Spread mayonnaise mixture onto bottom of 9-inch round serving dish; top with lettuce, bacon, tomatoes, green onions and cheese. Serve with crackers. 

Makes 24 servings.

TIP: Mayonnaise mixture can be prepared up to 2 days ahead. Store refrigerated. Top with remaining ingredients just before serving.

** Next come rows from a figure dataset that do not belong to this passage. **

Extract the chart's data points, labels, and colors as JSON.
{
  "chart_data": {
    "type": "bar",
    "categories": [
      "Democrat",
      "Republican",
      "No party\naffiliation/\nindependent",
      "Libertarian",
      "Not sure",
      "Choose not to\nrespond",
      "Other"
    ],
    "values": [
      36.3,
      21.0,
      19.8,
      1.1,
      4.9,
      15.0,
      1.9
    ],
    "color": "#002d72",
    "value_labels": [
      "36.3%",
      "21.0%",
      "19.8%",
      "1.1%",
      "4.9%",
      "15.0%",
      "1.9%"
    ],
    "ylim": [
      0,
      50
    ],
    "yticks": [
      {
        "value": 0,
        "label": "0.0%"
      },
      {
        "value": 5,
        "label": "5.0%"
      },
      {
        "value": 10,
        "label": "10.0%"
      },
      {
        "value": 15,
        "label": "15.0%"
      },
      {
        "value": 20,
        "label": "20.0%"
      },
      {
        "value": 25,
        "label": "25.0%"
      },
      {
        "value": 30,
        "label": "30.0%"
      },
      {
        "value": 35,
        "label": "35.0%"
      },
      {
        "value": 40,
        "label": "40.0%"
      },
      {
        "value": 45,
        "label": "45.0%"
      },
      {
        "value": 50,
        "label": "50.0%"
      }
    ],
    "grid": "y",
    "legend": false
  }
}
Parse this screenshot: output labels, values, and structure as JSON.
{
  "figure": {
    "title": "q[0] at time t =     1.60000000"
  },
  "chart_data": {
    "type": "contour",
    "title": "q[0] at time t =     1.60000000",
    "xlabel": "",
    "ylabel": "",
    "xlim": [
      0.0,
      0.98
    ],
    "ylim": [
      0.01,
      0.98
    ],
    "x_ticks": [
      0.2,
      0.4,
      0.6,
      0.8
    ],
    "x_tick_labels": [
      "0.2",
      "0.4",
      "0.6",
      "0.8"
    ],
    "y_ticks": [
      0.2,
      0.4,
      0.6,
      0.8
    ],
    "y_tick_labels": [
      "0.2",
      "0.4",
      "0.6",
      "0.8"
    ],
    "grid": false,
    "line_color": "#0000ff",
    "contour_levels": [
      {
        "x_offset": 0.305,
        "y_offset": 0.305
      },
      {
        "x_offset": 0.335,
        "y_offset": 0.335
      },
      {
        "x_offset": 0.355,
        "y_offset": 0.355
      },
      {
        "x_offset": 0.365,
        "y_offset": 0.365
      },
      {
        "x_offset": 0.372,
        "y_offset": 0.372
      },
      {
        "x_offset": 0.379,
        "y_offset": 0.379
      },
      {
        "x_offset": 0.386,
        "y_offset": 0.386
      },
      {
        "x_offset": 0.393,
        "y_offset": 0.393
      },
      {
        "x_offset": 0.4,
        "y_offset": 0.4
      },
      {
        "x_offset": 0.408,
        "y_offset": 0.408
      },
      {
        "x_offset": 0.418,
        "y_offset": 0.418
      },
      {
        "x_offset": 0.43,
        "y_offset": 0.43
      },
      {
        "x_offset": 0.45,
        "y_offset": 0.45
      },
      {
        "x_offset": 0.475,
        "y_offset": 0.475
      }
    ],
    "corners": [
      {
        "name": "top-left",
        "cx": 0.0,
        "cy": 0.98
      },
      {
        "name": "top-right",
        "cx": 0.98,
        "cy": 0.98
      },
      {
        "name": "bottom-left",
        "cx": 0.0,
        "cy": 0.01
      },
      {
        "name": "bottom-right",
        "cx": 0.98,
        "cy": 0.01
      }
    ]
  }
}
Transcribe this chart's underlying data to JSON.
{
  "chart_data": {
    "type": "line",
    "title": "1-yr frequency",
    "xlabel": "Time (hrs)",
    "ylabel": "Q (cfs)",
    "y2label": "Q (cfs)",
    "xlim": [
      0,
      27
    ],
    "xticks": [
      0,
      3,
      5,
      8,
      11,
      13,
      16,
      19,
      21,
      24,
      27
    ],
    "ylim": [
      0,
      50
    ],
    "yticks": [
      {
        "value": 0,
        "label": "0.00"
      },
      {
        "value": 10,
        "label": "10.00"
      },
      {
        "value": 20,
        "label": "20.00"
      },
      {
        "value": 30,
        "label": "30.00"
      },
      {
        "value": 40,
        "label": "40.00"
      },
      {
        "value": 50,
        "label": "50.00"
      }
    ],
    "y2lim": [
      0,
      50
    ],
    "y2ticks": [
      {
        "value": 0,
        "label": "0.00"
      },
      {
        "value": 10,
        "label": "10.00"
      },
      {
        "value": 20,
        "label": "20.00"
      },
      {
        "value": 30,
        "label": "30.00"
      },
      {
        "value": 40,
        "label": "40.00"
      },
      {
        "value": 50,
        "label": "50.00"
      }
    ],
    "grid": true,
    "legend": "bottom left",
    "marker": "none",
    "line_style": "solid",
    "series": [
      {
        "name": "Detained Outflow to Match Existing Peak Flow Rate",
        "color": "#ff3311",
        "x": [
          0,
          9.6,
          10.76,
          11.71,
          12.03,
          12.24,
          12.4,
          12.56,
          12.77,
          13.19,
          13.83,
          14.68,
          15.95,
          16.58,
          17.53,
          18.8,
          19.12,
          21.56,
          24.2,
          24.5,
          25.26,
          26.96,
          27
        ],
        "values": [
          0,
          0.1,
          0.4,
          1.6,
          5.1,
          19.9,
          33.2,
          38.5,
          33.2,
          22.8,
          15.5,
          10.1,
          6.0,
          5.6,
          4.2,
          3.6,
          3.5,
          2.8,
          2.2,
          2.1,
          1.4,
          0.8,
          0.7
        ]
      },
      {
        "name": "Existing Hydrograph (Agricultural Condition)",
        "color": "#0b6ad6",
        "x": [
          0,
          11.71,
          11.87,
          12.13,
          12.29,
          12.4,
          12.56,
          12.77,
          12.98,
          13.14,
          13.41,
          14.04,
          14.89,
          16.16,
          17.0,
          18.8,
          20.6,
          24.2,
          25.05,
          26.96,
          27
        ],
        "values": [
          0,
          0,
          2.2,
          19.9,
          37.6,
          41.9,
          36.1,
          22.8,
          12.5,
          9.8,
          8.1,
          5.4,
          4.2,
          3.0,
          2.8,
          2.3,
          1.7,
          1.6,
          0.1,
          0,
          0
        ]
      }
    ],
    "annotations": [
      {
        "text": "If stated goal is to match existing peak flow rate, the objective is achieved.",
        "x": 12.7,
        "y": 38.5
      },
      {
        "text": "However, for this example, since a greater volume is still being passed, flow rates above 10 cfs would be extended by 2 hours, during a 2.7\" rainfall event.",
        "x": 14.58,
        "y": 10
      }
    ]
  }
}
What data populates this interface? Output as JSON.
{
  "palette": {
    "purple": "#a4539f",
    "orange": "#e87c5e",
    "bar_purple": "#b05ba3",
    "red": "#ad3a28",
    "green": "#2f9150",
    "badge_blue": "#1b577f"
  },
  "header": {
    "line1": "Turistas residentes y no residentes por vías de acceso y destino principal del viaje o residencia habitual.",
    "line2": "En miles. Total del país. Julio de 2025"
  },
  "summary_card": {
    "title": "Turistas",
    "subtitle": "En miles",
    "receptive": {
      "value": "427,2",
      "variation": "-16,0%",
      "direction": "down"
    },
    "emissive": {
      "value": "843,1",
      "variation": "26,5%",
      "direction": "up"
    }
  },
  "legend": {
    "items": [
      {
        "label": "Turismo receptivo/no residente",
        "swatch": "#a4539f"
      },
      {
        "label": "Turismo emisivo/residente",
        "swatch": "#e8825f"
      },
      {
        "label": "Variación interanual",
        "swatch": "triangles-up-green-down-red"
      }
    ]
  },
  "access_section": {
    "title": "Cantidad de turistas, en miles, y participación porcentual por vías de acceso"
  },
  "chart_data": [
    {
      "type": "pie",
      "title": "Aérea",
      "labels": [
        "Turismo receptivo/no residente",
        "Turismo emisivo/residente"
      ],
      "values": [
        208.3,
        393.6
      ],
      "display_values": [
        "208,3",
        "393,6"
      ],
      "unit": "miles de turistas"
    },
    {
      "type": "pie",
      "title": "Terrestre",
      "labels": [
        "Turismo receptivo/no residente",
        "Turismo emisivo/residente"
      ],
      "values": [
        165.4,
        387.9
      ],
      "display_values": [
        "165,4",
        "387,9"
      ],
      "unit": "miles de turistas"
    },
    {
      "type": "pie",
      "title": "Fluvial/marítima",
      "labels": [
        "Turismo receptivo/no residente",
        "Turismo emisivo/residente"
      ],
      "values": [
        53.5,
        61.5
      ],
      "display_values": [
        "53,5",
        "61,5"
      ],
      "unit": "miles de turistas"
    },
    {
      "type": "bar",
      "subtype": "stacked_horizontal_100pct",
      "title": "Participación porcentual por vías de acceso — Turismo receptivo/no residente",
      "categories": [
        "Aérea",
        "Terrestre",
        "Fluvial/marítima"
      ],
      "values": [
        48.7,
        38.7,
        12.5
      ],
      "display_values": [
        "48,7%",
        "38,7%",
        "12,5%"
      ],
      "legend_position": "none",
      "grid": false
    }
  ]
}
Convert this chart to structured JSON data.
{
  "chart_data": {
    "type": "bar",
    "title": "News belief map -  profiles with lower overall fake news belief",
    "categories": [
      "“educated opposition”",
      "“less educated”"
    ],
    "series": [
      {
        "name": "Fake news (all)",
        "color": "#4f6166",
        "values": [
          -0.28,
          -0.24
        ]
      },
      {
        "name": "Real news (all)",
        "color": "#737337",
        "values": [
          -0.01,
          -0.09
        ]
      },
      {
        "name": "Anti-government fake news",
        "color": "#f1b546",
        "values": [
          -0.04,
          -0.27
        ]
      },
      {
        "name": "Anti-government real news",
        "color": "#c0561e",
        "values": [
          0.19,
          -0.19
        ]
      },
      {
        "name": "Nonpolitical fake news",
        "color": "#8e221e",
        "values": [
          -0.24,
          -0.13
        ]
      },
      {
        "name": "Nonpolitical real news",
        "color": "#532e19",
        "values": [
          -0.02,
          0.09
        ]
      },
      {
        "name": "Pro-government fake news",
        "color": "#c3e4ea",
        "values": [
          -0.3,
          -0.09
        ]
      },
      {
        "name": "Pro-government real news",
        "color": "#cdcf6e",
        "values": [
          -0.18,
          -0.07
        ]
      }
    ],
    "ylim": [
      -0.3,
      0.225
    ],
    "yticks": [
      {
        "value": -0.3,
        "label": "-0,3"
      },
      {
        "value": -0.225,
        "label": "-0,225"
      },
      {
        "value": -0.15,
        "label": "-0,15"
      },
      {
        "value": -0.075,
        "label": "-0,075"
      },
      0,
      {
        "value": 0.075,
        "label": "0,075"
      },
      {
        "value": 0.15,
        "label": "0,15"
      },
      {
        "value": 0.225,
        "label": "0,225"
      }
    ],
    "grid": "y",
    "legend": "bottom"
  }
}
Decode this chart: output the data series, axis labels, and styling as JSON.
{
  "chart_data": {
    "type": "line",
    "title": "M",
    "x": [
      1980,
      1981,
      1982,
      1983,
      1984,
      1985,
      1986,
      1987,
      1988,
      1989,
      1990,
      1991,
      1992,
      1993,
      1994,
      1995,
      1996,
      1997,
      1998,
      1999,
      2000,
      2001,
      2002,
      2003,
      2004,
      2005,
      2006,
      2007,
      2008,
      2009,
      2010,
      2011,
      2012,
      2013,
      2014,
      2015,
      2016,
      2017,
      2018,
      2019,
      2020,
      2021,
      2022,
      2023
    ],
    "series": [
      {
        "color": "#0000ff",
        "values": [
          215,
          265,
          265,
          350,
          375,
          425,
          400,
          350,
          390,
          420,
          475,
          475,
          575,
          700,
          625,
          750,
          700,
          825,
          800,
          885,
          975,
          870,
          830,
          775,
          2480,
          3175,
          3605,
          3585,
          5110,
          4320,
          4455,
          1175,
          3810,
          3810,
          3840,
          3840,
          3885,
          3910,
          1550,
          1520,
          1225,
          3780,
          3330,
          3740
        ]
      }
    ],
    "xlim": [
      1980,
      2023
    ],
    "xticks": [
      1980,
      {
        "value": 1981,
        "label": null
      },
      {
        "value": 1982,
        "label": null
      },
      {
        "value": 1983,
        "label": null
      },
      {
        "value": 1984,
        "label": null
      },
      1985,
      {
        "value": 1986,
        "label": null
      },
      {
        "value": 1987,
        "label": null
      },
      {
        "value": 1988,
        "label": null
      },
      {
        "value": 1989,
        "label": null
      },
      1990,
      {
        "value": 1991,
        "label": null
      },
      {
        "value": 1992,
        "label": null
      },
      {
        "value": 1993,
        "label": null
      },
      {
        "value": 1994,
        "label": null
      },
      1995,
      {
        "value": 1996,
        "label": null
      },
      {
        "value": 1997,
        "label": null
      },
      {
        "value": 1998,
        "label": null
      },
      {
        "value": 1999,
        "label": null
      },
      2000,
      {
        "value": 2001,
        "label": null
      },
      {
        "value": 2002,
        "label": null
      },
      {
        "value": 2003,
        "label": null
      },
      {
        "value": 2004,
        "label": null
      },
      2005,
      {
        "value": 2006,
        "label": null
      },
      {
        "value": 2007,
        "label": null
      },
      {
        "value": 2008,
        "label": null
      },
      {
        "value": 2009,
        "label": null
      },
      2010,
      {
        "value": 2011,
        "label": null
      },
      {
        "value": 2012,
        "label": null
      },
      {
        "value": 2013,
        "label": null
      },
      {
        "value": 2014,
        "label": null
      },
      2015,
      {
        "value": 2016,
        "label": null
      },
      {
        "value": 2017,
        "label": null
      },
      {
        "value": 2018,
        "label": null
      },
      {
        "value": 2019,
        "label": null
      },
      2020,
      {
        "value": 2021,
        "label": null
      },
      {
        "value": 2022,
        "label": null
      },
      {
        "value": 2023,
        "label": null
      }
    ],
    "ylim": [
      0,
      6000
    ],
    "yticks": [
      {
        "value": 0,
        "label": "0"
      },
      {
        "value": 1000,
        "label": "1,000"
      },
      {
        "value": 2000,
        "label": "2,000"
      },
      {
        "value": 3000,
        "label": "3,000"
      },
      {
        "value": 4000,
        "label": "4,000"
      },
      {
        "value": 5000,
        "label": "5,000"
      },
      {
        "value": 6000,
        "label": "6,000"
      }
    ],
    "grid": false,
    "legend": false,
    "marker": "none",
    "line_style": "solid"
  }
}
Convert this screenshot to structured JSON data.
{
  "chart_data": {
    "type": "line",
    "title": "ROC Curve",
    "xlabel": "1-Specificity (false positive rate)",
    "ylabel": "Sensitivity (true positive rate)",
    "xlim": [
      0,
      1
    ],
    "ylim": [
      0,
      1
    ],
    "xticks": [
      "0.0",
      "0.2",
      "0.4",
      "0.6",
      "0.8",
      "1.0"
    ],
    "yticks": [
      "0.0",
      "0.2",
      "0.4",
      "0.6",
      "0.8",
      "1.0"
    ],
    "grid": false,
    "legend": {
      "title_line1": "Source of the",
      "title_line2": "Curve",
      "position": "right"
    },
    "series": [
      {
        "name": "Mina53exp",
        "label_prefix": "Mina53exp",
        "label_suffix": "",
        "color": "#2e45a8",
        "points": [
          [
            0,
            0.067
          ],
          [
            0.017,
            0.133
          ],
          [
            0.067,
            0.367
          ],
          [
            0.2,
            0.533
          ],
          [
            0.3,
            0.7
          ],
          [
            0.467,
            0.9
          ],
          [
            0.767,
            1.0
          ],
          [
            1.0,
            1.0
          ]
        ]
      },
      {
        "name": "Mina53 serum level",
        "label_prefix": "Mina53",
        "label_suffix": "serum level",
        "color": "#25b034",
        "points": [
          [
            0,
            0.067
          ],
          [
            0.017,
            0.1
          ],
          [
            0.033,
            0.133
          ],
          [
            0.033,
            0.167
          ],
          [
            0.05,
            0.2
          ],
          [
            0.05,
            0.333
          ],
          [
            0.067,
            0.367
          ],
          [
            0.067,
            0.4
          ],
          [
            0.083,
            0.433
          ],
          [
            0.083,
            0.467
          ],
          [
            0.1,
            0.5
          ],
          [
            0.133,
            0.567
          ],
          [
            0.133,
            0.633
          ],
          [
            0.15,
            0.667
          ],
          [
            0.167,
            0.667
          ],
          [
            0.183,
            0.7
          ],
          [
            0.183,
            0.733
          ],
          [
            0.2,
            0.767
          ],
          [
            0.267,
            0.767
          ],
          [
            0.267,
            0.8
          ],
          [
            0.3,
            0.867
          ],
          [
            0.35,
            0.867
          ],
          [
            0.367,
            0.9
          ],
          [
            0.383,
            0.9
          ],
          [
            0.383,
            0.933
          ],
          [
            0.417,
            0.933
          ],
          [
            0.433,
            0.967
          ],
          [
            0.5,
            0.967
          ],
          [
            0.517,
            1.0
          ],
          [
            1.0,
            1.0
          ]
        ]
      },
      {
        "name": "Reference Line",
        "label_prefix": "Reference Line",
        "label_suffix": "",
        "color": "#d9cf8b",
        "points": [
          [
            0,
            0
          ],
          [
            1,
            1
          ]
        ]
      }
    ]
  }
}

TIP: Lahvosh is a thin, leavened crisp bread found in sizes ranging from 6 to 16 inches in diameter. It is also called Armenian cracker bread. In its crisp state, it can be used for dipping or with spreads. The softened form of lahvosh can be used to make large wraps or appetizers. To soften the crisp lahvosh, hold the bread under cold running water, making sure both sides are wet. Wrap in two damp towels for 1 hour or so until it becomes pliable. It can then be spread with fillings, rolled up and eaten as a wrap or sliced for pinwheel appetizers


----------



## Vegas Girl (May 21, 2005)

Mmmm, sounds like a good idea for our graduation party!


----------



## IcyMist (May 28, 2005)

Another recipe to try out....thank you


----------



## lyndalou (May 29, 2005)

Icymist, let us know how you like the BLT spread. I've printed it, and will rely on your judgement.


----------



## IcyMist (May 29, 2005)

Am not sure when I will be able to try the recipe as it is going in the stack of "make when I have time" stash.  As for if I personally will like it?  I have been losing my sense of smell and sense of taste for the last 4 years, so you can't depend on my taste.  That is why I rely on family members to check out recipes that I make.    Really funny I can't smell burned microwaved popcorn but I can smell vanilla extract.  Weird, huh?


----------



## lyndalou (May 30, 2005)

Do you know why your losing the taste and smell senses? Is there a treatment?


----------



## IcyMist (May 30, 2005)

No I have no clue.  I use to smoke 3 to 3 1/2 packs of cigarettes a day and the doctor I asked about my sense of smell said that that was probably the reason and if I quit smoking it would improve.  Hmmm now that I think of it I was losing my sense of smell a lot longer than 4 years as I quit smoking 5 years ago.  Problem has gotten worse instead of better.


----------



## Dove (May 30, 2005)

IcyMist,
My SIL lost her sense of taste..she blames it on Motrin...


----------



## Shunka (May 30, 2005)

Loss of smell can be hereitary too. My oldest daughter started losing her sense of smell at 12 years old, she is now almost 25 and worries if she is ever around a gas leak.


----------



## The Z (Jun 1, 2005)

This recipe reminds me of a cold salad "pizza" that my mom used to make... she would bake some kind of pastry base (Pillsbury from a tube if I know her ) then put the cream cheese mixture on that before finally topping with various fresh veggies.

Very nice, actually.


----------